L’expérience qu’elle souhaite raviver a trait au domaine de l’ailleurs ; à la recherche d’une sorte de jardin d’Eden où le réel devient le simulacre de lui-même. L’artiste se laisse traverser par ce qu’elle a vu. A Partir d’un souvenir d’une image, d’une expérience, elle compose les manques comme si ses sens pouvaient absorber son environnement pour ensuite le révéler sur la surface. La mise en abyme de cet état propulsé entre passé et présent provoque une révélation graduelle.

Régulation, dérégulation, sublimation. L’impression de temporalités distinctes se réunit sur un territoire commun. Le monde paisible devient venteux, orageux comme un cataclysme en formation. Des averses de lumière souvent signifiées par un halo et la conjonction d’un reflet témoignent de l’expérience illuminée et de son éblouissement. Cette présence mouvante indique les potentialités de sources originelles où la terre s’enchevêtre entre les cieux et la mer.
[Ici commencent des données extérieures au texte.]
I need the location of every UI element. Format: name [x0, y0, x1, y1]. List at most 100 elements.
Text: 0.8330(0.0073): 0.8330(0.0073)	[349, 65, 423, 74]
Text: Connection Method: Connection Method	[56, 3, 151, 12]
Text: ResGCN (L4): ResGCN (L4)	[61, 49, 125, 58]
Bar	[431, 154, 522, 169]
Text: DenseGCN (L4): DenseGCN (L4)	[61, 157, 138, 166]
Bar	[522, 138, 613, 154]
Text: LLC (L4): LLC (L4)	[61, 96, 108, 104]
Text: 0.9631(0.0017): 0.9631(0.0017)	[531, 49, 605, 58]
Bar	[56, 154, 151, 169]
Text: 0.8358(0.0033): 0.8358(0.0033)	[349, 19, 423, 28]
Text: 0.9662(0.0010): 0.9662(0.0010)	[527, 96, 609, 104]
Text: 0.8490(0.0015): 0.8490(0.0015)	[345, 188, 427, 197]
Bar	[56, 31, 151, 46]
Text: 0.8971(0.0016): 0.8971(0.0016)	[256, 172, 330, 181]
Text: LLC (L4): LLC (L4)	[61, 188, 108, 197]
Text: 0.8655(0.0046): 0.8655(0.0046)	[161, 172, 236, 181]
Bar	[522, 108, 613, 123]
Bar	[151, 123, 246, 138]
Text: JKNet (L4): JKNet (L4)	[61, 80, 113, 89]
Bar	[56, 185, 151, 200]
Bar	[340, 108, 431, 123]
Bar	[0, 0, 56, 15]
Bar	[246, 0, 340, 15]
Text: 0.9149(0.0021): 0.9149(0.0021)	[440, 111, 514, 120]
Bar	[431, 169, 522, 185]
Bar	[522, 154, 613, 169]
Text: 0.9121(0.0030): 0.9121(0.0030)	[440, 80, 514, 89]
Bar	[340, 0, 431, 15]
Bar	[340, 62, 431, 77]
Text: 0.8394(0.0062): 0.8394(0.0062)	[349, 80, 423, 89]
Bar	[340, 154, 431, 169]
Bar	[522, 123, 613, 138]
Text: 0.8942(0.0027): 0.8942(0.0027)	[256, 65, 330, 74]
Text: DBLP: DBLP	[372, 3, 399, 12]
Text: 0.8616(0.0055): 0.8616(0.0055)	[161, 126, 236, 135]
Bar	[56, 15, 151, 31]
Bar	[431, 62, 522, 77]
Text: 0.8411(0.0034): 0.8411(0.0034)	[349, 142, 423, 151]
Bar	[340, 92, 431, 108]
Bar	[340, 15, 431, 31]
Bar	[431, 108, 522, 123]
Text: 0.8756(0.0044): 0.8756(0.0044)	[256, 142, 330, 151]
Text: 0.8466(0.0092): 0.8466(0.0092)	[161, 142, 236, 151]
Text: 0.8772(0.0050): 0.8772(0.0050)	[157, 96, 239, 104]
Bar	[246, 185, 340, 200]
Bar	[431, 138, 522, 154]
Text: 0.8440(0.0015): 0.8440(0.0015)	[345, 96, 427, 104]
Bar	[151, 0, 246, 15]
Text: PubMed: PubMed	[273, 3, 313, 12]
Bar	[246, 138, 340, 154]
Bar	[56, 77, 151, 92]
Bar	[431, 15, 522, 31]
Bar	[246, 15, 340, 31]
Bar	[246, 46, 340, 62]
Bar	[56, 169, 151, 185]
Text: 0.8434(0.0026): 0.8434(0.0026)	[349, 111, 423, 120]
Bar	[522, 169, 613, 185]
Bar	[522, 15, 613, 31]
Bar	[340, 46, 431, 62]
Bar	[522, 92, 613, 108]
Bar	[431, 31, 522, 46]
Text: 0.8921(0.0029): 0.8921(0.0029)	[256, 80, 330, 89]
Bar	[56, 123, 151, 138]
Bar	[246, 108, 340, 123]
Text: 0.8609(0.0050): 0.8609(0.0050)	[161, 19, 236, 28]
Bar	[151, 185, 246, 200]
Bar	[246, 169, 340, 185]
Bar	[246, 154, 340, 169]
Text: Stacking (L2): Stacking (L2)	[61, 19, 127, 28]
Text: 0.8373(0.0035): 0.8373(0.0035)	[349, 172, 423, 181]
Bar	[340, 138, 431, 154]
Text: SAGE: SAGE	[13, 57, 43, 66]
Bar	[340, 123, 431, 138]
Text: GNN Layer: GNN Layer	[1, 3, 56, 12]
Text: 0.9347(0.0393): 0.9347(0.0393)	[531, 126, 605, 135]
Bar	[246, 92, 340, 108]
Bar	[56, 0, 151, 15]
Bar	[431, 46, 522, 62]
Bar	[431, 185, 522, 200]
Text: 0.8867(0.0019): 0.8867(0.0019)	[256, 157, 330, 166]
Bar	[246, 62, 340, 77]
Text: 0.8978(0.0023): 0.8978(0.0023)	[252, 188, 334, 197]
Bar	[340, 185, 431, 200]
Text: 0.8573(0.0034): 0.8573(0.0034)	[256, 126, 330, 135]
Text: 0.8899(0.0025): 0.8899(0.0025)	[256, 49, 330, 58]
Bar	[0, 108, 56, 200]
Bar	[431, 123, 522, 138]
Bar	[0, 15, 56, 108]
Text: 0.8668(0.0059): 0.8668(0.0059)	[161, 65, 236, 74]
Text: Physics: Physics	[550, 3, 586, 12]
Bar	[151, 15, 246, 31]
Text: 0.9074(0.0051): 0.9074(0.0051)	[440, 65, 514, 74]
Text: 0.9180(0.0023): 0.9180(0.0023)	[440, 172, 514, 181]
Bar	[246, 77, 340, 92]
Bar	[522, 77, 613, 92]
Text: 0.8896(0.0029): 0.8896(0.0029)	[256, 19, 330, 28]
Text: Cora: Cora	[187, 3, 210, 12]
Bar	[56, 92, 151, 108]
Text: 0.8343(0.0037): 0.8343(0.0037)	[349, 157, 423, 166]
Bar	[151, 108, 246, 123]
L’univers aquatique est une autre source d’inspiration.
« C’est une représentation imaginaire de ce qu’était la rivière de mon enfance en Corse, l’autre moitié de mes origines. Cette nature sauvage, si différente, m’enchante. La découverte de magnifiques vasques de baignade dans la rivière de mon village. Le bruit de l’eau qui coule en cascade entre les rochers, les senteurs du maquis, de la menthe sauvage… »
Les forces naturelles et les variations des éléments se lient et se libèrent avec intensité. Elles sont incarnées à l’huile Griffin sur toile dans une polyphonie de tonalités où le bleu domine.

Les paysages de Théodora Bernardini sont une expérience onirique de territoires infinis où l’on consigne sa mémoire avant de s’envoler, flotter et rêver. Du calme apparent d’un paysage se cache une explosion latente ; toute la volupté d’un chaos à venir.

Caroline Canault
Critique d’Art- Journaliste – Editrice – Rédacteur en Chef Espace ART’S Magazine

par Catherine BELIN – le Républicain Lorrain du 15/02/2009

“Théodora enchaîne les années à creuser les techniques, crayon, fusain, aquarelle, huile. Chaque matière est abordée dans sa globalité, puis dans le détail. Vient le temps apaisé de la recherche, le figuratif se fait plus évasif, plus suggestif. Aujourd’hui ses toiles très contemporaines s’habillent de matières, prennent de la consistance et jouent avec les couleurs vives. Les impressionnistes et les fauves ne sont pas loin.”

Théodora ou les couleurs d’une sensitive – Odile Le BIHAN – Le Républicain Lorrain –

“Entre la lumière et la couleur, la peinture de Théodora (Marie-José Bernardini) tourbillonne avec une énergie infinie. A la galerie Bolognini, à Thionville, où l’artiste expose ses dernières oeuvres l’enchantement se mêle à la fascination.

A partir de ce qui pourrait être des fleurs, Théodora crée des paysages intérieurs d’une intensité communicative. Elle use des rouges et des jaunes à la manière d’un Fauve, triture la matière tel un matiériste et redécouvre le mouvement des gestuels.

Mais, foin de références Théodora doit à son imaginaire, à une formation technique assimilée et dépassée, une liberté d’expression originale. Sur le bois, sur la toile, le jaillissement mouvementé des couleurs palpite, palette vivante qui saisit le spectateur dès l’entrée, chez Françoise Bolognini.

AlIusive plus qu’abstraite, sensitive plus que cérébrale, Théodora oublie sa discrétion première pour un langage flamboyant que les amateurs plébiscitent. En quelques années, ce peintre chaleureux s’est taillé une côte irrésistible.

Les salons internationaux ont distingué Théodora. Cela n’a pas entamé sa liberté fougueuse, frottée aux techniques des plus grands.”